In this notebook, you've learned how to use `RivaTTSService` within NVIDIA Pipecat to synthesize speech, both from static text and from dynamic text generated by an LLM. You've seen how Pipecat's pipeline architecture allows for seamless, streaming integration of these powerful AI services.

Key takeaways:
- `RivaTTSService` converts `TextFrame` or `TTSSpeakFrame` inputs into `TTSAudioRawFrame` outputs.

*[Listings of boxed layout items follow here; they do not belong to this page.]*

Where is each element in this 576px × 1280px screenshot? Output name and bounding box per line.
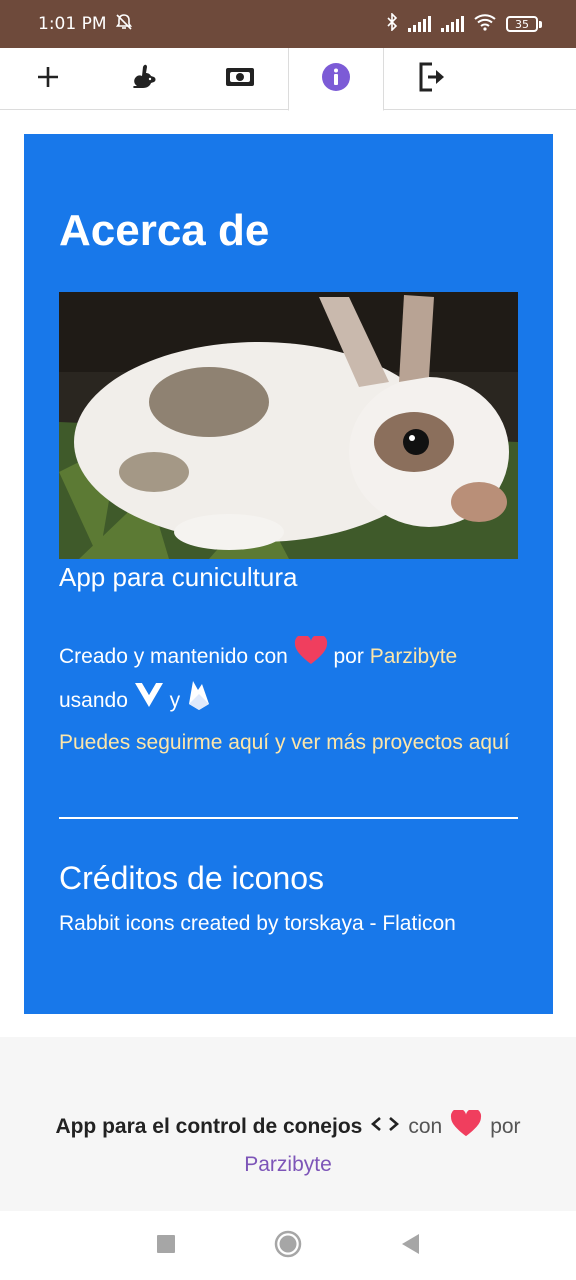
app-subtitle: App para cunicultura (59, 562, 298, 592)
system-navigation-bar (0, 1211, 576, 1280)
created-prefix: Creado y mantenido con (59, 645, 288, 669)
status-right: 35 (386, 11, 542, 36)
footer-author-line: Parzibyte (0, 1153, 576, 1177)
heart-icon (294, 634, 328, 679)
rabbit-photo (59, 292, 518, 559)
tab-money[interactable] (192, 48, 288, 110)
info-icon (321, 62, 351, 96)
credits-title: Créditos de iconos (59, 860, 325, 896)
status-time: 1:01 PM (38, 14, 107, 34)
tab-about[interactable] (288, 48, 384, 111)
silent-bell-icon (115, 13, 133, 36)
top-nav (0, 48, 576, 111)
status-left: 1:01 PM (38, 13, 133, 36)
footer-con: con (408, 1115, 443, 1138)
battery-level: 35 (506, 16, 538, 32)
using-label: usando (59, 689, 128, 713)
footer-app-text: App para el control de conejos (55, 1115, 363, 1138)
money-icon (225, 66, 255, 92)
signal-icon (408, 16, 431, 32)
about-card: Acerca de App para cunicultura Creado y … (24, 134, 553, 1014)
follow-link[interactable]: Puedes seguirme aquí y ver más proyectos… (59, 731, 510, 754)
footer-author-link[interactable]: Parzibyte (244, 1153, 332, 1176)
square-icon[interactable] (156, 1234, 176, 1258)
tab-add[interactable] (0, 48, 96, 110)
signal-icon (441, 16, 464, 32)
battery-icon: 35 (506, 16, 542, 32)
tab-rabbits[interactable] (96, 48, 192, 110)
footer-por: por (490, 1115, 521, 1138)
code-icon (370, 1114, 400, 1140)
rabbit-icon (129, 63, 159, 95)
tab-logout[interactable] (384, 48, 480, 110)
divider (59, 817, 518, 819)
wifi-icon (474, 13, 496, 36)
page-title: Acerca de (59, 206, 270, 255)
logout-icon (418, 62, 446, 96)
circle-home-icon[interactable] (274, 1230, 302, 1262)
footer-line: App para el control de conejos con por (0, 1108, 576, 1144)
plus-icon (36, 65, 60, 93)
created-por: por (333, 645, 364, 669)
bluetooth-icon (386, 11, 398, 36)
created-by-paragraph: Creado y mantenido con por Parzibyte usa… (59, 634, 529, 762)
vue-icon (134, 682, 164, 721)
footer: App para el control de conejos con por P… (0, 1037, 576, 1211)
back-triangle-icon[interactable] (400, 1233, 420, 1259)
firebase-icon (186, 679, 212, 724)
credits-text[interactable]: Rabbit icons created by torskaya - Flati… (59, 912, 456, 936)
author-link[interactable]: Parzibyte (370, 645, 458, 668)
and-label: y (169, 689, 181, 713)
status-bar: 1:01 PM 35 (0, 0, 576, 48)
footer-heart-icon (450, 1108, 482, 1144)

- Pipelines can chain services like LLMs and TTS to create responsive voice interactions.
- `LocalAudioTransport` provides a simple way to hear TTS output during development.

In the next sections and modules, we will build upon this foundation by integrating Automatic Speech Recognition (ASR) to create a full speech-to-speech conversational agent, and explore more advanced features of `nvidia-pipecat` for building sophisticated digital humans.